On passe des couloirs
sombres et des escaliers. Les plafonds ont des déchirures et des
fragments de plâtre qui retombent en éclats rouges, bleus
ou violacés. Des musiques, des voix, des vibrations sourdes ou aiguës
se mêlent, se répercutent, se fondent, se découvrent;
comme s’éloigne la mélodie en spirale du synthétiseur,
les résonnances d’un air cadencé se font plus nettes; au
loin, se perdent comme des perles qui roulent quelques fragments de texte
poétique. Sur le mur latéral menant à la salle des
vestiaires, de grandes lumières d’or fuyantes sur fond rouge semblent
nous indiquer la route.
•
La salle des vestiaires, située
en contre-bas, est nommée “Salle des transmutations”. L’atmosphère
y est plutôt froide et humide. Comme dans un long couloir, une trentaine
de cabines se succèdent en enfilade. Les colonnes portent de longs
néons bleus ou jaunes. On marche tout le long, sur le rythme cyclique
du lamento d’un violoncelle et du tempo sec d’une guitare électrique.

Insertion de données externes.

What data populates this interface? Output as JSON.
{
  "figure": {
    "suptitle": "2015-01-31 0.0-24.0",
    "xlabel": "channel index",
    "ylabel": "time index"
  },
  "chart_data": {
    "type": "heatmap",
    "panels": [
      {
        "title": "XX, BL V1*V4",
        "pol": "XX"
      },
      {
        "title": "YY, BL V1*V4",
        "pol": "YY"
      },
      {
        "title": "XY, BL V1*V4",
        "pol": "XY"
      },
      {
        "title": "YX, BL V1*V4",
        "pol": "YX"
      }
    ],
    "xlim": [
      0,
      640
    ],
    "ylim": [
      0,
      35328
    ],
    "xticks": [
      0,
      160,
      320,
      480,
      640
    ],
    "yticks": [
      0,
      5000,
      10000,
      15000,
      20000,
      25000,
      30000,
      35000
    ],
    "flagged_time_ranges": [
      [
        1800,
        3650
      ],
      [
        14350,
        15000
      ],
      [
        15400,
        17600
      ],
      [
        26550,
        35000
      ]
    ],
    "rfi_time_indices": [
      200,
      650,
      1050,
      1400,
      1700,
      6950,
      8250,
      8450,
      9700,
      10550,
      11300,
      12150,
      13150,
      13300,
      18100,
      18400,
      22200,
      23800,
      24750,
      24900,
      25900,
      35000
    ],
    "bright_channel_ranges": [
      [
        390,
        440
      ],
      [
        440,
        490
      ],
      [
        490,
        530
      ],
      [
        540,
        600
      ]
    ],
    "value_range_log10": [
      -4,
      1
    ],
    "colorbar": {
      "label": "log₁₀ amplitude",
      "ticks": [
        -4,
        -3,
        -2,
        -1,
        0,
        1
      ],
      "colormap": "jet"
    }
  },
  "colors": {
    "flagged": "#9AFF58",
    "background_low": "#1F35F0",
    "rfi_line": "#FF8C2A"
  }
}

Dans chacune des cellules, une ampoule bleue est suspendue devant une image
de l’Ange et un petit cône de poudre jaune, bleue, blanche ou noire,
comme une promesse d’alchimie, est disposé sur une étagère
basse. L’Ange, dans la même pose hiératique, apparaît
en multiples corps: baroque, Elle/Il se couvre de textures légères,
de milliers d’étoiles; là, Elle/Il brûle, silhouette
noire, dans des flammes blanches qui montent jusqu’à son sexe; puis
silhouette blanche enflammée de feux noirs; ici, Elle/Il est couvert/e
d’ailes immenses; là, c’est tout son visage qui enveloppe son corps;
ailleurs, funèbre, c’est un masque de satin noir; plus loin, une
irradiation solaire rend son ventre immatériel; dans certaines alcôves,
à la place de l’image, un miroir.
Les Anciens regardaient les étoiles
parfois comme des anges, parfois comme les âmes des humains venus
ou à venir; corps astraux, ils étaient composés d’Ether,
ce cinquième élément de la cosmologie grecque, plus
léger, plus volatile que le feu. Dans la description de l’univers
que fit un moine du Mont Athos au VIe siècle, les anges étaient
responsables du mouvement des astres. Les Cherubins de la mystique judaïque
sont décrits comme des esprits de feu gardiens du Jardin d’Eden.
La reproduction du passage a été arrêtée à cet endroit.